Did you know that there is an Indian herb that can reportedly boost haemoglobin levels? I certainly didn’t. As a child, I was made to understand that this task was reserved for vegetables, fruits and leaves with a red hue; think beetroots and prunes. But on one of those unusual days when I was feeling particularly upbeat about including some greens in my diet, I stopped by at the local vegetable vendor to pick up laal saag (red leafy vegetable). As luck would have it, he was out of laal saag and said, “Saturday niye ashbo. Kulekhara o niye ashbo, (I will get it this Saturday along with kulekhara).” Wait a minute. What is kulekhara? As I alighted from the car to ask him more about this kulekhara, he told me, “It is a very common herb used to increase the blood in our body.” He meant haemoglobin, of course.

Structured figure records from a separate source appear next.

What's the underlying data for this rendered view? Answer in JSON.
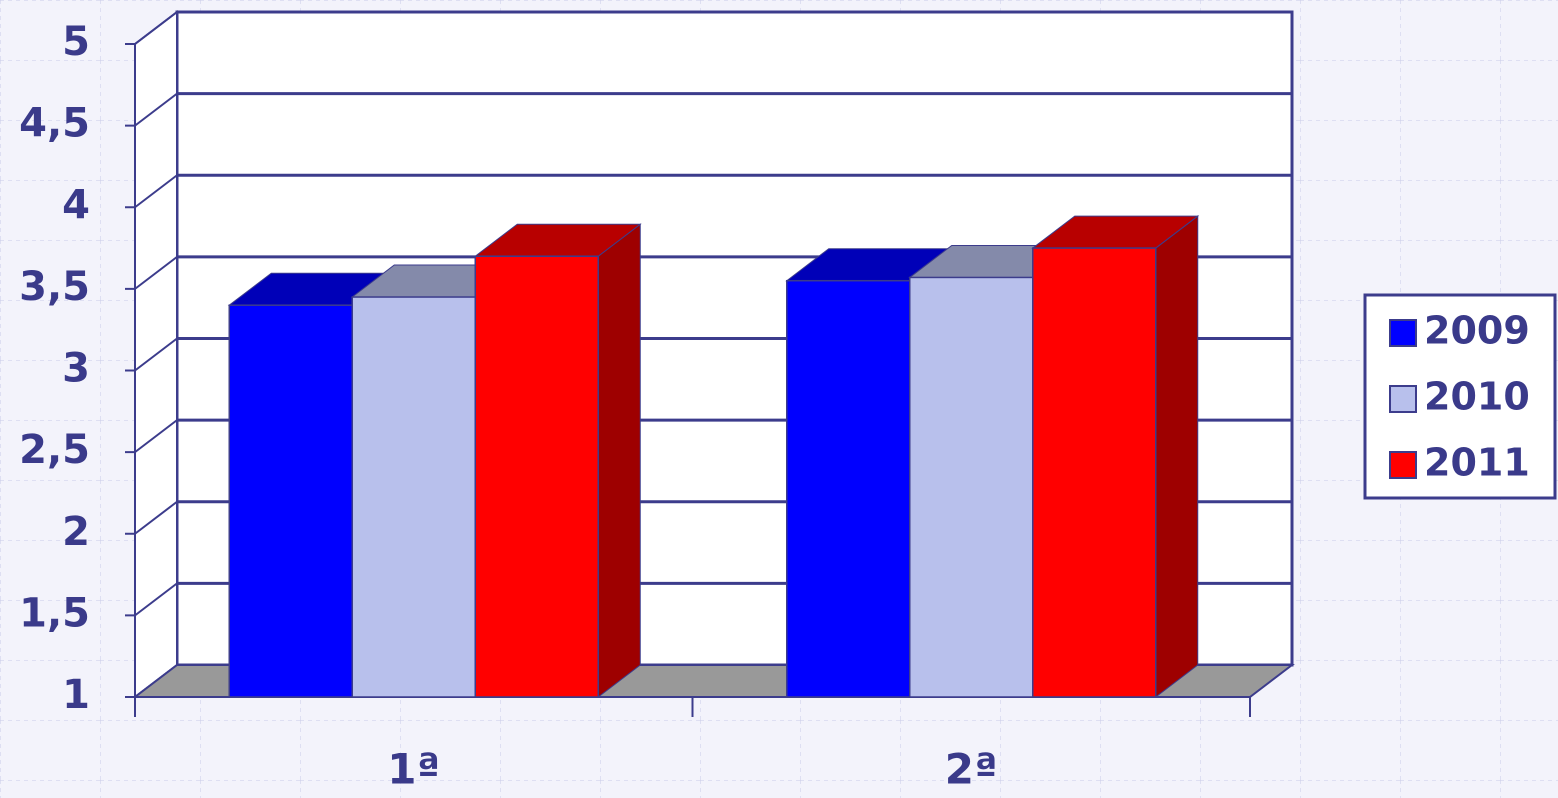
{
  "chart_data": {
    "type": "bar3d",
    "categories": [
      "1ª",
      "2ª"
    ],
    "series": [
      {
        "name": "2009",
        "color": "#0000ff",
        "values": [
          3.4,
          3.55
        ]
      },
      {
        "name": "2010",
        "color": "#b8c0ec",
        "values": [
          3.45,
          3.57
        ]
      },
      {
        "name": "2011",
        "color": "#ff0000",
        "values": [
          3.7,
          3.75
        ]
      }
    ],
    "ylim": [
      1,
      5
    ],
    "yticks": [
      1,
      {
        "value": 1.5,
        "label": "1,5"
      },
      2,
      {
        "value": 2.5,
        "label": "2,5"
      },
      3,
      {
        "value": 3.5,
        "label": "3,5"
      },
      4,
      {
        "value": 4.5,
        "label": "4,5"
      },
      5
    ],
    "grid": true,
    "legend": "right"
  }
}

Intrigued, I hurried home, to google the same with various spellings before finally finding that kulekhara, kokilaaksha, taalmakhaanaa, neermulli, vayalculli, kolavanke or nerugobbi, as it is known in various languages, tastes like rocket leaves. While I was yet to lay my hands on my stash, I was already looking up ways to consume it. Although, my vendor had suggested a raw kulekhara shake, I wasn’t too keen. But it turns out the leaves are often used as a replacement for fresh methi and are also used to make fish curry. Now we’re talking.

The benefits of kulekhara are so popular that a company called Branolia Chemical Works from West Bengal has even come up with a product called Kulerron which is enriched with kulekhara.

Kulekhara’s botanical name is Hygrophila and it is also commonly known as swampweeds. This plant is common with those who love to create ayurvedic preparations for a meal.

Also known as bitter greens by some, these leaves are very popular with the tribes of Eastern and Northeastern India, where it is usually used either as a garnish or a vegetable by itself. Kulekhara is available until September, but one needs to know to identify it.

When I finally laid my hands on the herb, I saw that the plant has a nice leafy texture and is green throughout. The stalk, though, is slightly tough to be broken with hand.

To begin with, I tried brewing the leaves and drank the liquid as tea, as was suggested by an elderly acquaintance in Kolkata. On brewing, the leaves turned slightly pale, bleeding into the water. The water was tasteless but had a raw fragrance.

Hopefully, my haemoglobin levels are on their way up.

Oh, and according to old wives’ tales, when one consumes this herb, it should be done so continuously for 10 days.